Der Verbraucher hatte im Jahr 2005 spekulative Kreditgeschäfte zur Finanzierung einer Kommanditbeteiligung über 110.000 Euro abgeschlossen, die mit sogenannten Stop-Loss-Orders für Optionsscheine verbunden waren. Dabei werden Verkaufsorders ausgelöst, sobald der Kurs eine vorher festgelegte Schwelle unterschreitet, um Verluste weitestgehend abzuwenden. Das Landgericht Hamburg (LG Hamburg, Urt. v. 04.06.2014, 307 O 139/14) war nach einer Beweisaufnahme davon ausgegangen, dass der Verbraucher ordnungsgemäß über sein Widerrufsrecht aufgeklärt worden ist. Insbesondere sei ihm auch die Widerrufsbelehrung ausgehändigt worden.
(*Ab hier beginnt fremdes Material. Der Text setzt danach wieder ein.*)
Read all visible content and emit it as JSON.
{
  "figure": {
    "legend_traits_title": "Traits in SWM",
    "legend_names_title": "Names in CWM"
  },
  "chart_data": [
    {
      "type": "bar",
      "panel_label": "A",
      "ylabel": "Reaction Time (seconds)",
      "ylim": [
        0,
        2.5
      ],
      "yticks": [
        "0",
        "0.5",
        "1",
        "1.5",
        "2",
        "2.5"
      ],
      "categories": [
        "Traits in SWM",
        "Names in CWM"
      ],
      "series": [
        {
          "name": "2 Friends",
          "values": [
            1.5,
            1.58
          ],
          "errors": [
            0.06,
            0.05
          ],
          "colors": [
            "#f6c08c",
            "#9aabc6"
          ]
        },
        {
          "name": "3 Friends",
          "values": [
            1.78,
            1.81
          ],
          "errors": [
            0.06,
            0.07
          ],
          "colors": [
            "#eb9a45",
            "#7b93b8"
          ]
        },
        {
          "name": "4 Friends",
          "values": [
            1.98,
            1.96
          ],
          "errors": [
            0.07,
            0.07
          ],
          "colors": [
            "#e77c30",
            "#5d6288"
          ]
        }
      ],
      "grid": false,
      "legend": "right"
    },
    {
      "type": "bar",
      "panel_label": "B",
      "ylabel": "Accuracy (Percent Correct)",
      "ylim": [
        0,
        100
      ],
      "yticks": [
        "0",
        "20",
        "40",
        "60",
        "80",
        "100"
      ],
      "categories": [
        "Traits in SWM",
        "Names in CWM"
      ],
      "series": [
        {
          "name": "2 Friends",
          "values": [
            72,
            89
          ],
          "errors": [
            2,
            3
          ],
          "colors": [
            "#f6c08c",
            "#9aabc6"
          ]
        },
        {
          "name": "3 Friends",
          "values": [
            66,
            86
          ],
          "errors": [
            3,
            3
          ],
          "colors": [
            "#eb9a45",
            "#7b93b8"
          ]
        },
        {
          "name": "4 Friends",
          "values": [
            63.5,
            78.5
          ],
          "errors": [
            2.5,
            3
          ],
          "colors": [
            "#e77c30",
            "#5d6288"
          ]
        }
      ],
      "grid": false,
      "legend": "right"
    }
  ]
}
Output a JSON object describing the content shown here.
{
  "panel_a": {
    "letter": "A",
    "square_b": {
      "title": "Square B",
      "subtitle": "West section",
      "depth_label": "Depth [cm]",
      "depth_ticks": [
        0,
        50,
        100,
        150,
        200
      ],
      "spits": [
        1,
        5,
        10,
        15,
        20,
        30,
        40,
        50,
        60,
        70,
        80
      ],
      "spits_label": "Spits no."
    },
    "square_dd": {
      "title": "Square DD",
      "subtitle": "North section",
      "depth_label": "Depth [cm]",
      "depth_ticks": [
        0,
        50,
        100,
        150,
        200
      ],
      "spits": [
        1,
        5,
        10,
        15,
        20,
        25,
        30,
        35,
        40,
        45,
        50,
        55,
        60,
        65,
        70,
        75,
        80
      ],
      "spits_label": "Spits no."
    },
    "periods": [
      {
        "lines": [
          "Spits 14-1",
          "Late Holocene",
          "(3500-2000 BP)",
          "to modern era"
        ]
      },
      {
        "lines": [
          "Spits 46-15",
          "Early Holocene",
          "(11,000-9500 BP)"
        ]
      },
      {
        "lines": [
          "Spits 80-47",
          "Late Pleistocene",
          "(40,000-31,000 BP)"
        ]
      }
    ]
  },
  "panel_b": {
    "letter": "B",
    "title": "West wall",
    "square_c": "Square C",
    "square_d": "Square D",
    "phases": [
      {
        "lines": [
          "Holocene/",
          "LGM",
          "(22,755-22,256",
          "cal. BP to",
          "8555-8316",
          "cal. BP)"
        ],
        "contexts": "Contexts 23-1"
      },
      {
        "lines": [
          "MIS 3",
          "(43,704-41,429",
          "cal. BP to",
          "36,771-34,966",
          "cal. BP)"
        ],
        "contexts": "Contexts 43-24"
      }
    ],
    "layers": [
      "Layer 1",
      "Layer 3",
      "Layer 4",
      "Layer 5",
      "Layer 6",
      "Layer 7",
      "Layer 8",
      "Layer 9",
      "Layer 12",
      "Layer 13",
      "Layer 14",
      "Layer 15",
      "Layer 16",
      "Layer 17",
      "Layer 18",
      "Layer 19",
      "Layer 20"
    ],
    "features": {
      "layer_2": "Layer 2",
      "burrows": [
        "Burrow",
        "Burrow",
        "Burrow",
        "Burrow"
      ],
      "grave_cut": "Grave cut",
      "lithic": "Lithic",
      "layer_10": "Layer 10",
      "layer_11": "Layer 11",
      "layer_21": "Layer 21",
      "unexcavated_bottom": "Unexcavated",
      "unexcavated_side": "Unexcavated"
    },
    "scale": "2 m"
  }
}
Auf die sogenannte Gesetzmäßigkeitsfiktion nach § 14 Abs. 3 BGB-Info-Verordnung könne sich die Bank mit Recht berufen. Danach gilt auch eine fehlerhafte Widerrufsbelehrung als ordnungsgemäß, wenn die Bank nicht von dem (fehlerhaften) gesetzlichen Muster inhaltlich abgewichen ist. Zwar sei die Widerrufsbelehrung wegen der Formulierung, die Widerrufsfrist beginne „frühestens“ mit Erhalt der Widerrufsbelehrung, fehlerhaft – die Gesetzmäßigkeitsfiktion würde aber greifen: Es habe keine inhaltlichen Änderung vorgelegen, sondern nur sprachliche Konkretisierungen, die dem besseren Verständnis dienen würden.
Das OLG Hamburg beurteilt dies jedoch anders: Durch das Weglassen eines Satzes aus der ursprünglichen Musterwiderrufsbelehrung würde eine inhaltliche Änderung vorliegen. Dies hatte das Landgericht Hamburg nicht erkannt. Danach könne sich die Bank nicht mehr auf die Gesetzmäßigkeitsfiktion berufen.
Allerdings könne der Verbraucher das Widerrufsrecht vorliegend nicht mehr ausüben. Dies würde eine unzulässige Rechtsausübung darstellen. Gem. § 242 BGB sei die Ausübung eines Gestaltungsrechts auch dann zu versagen, wenn ein berechtigtes schutzwürdiges Eigeninteresse fehlen würde. Das Widerrufsrecht soll von seinem Zweck her dazu dienen, dem Verbraucher die Möglichkeit einzuräumen, seine auf den Vertragsschluss gerichtete Willenserklärung zu überprüfen, eventuell andere Angebote einzuholen und keine unüberlegten Entscheidungen zu treffen. Zu diesem Zweck sei das Widerrufsrecht aber vorliegend nicht ausgeübt worden.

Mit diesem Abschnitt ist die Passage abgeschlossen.